Inspirada por mestres italianos e flamengos, a estrutura nasce num tempo em que o homem se redescobria como centro do mundo. Mas neste caso, o centro não é o ego, é o outro – aquele que sofre, aquele que precisa. A confraria da Misericórdia, ao construir este espaço, inscreveu na pedra um ideal de compaixão. Cada varanda é palco de uma silenciosa promessa: ver o mundo com olhos de humanidade.

A Arte, aqui, não é apenas ornamento, é gesto. É uma mão estendida, é a arquitetura do cuidado. Num tempo de luzes e sombras, de dúvidas e certezas, a Casa das Varandas ergue-se como símbolo de um humanismo ativo. Assim, este edifício não é apenas memória – é proposta. É chamado à empatia, à responsabilidade, à transcendência. Porque a verdadeira Arte não é indiferente. Ela educa o olhar, desperta a consciência. É voz do silêncio, é ética em forma de matéria. E quando a luz da noite banha estas varandas, não vemos apenas um edifício renascentista. Vemos um ideal – o de um mundo onde a beleza e o cuidado caminham juntos. Como deveriam caminhar sempre!

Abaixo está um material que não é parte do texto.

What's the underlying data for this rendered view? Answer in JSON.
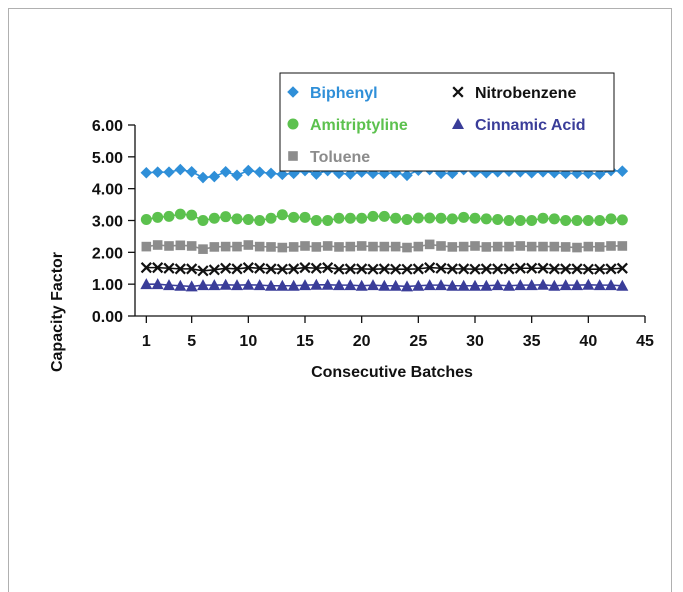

(InA Aurora do Lima, Ano 170, Número 16, quinta-feira, 15 de maio de 2025, p. 17)

BRUMA DO TEMPO (XV)

A Romaria de Nossa Senhora da Agonia, em Viana do Castelo, e a Romaria de Nossa Senhora das Boas Novas, em Mazarefes, embora distintas na forma e contexto, encontram-se unidas pela mesma matriz simbólica e espiritual: o anseio humano de proteção, gratidão e sentido diante da incerteza da existência. Ambas representam manifestações profundamente enraizadas na experiência das comunidades piscatórias, cujo quotidiano se desenrola entre a vastidão incerta do mar e o abrigo precário da terra.


Nossa Senhora da Agonia é invocada antes da partida, no momento da entrega do ser ao desconhecido, onde o medo da morte e da perda se impõem. Já Nossa Senhora das Boas Novas é o símbolo da chegada, do retorno seguro, da esperança cumprida. O seu andor, réplica de uma nau, e a rara iconografia da caravela nas mãos, evidenciam essa ligação visceral entre fé e travessia. O mar torna-se metáfora da vida – ora serena, ora revolta – e a fé é o fio invisível que liga o ser ao sentido, perante a finitude.

Filosoficamente, estas romarias traduzem o paradoxo da condição humana: o desejo de transcendência perante a vulnerabilidade. Psicológica e existencialmente, elas revelam a busca de um lugar de pertença, consolo e identidade. A imagem da Senhora com a caravela remete para a travessia interior do sujeito – a peregrinação da alma que, ao enfrentar os perigos do “mar de si mesmo”, reconhece a necessidade de um horizonte espiritual que o salve do naufrágio do vazio. Assim, estas manifestações não são apenas festas religiosas, mas rituais do ser em busca de sentido.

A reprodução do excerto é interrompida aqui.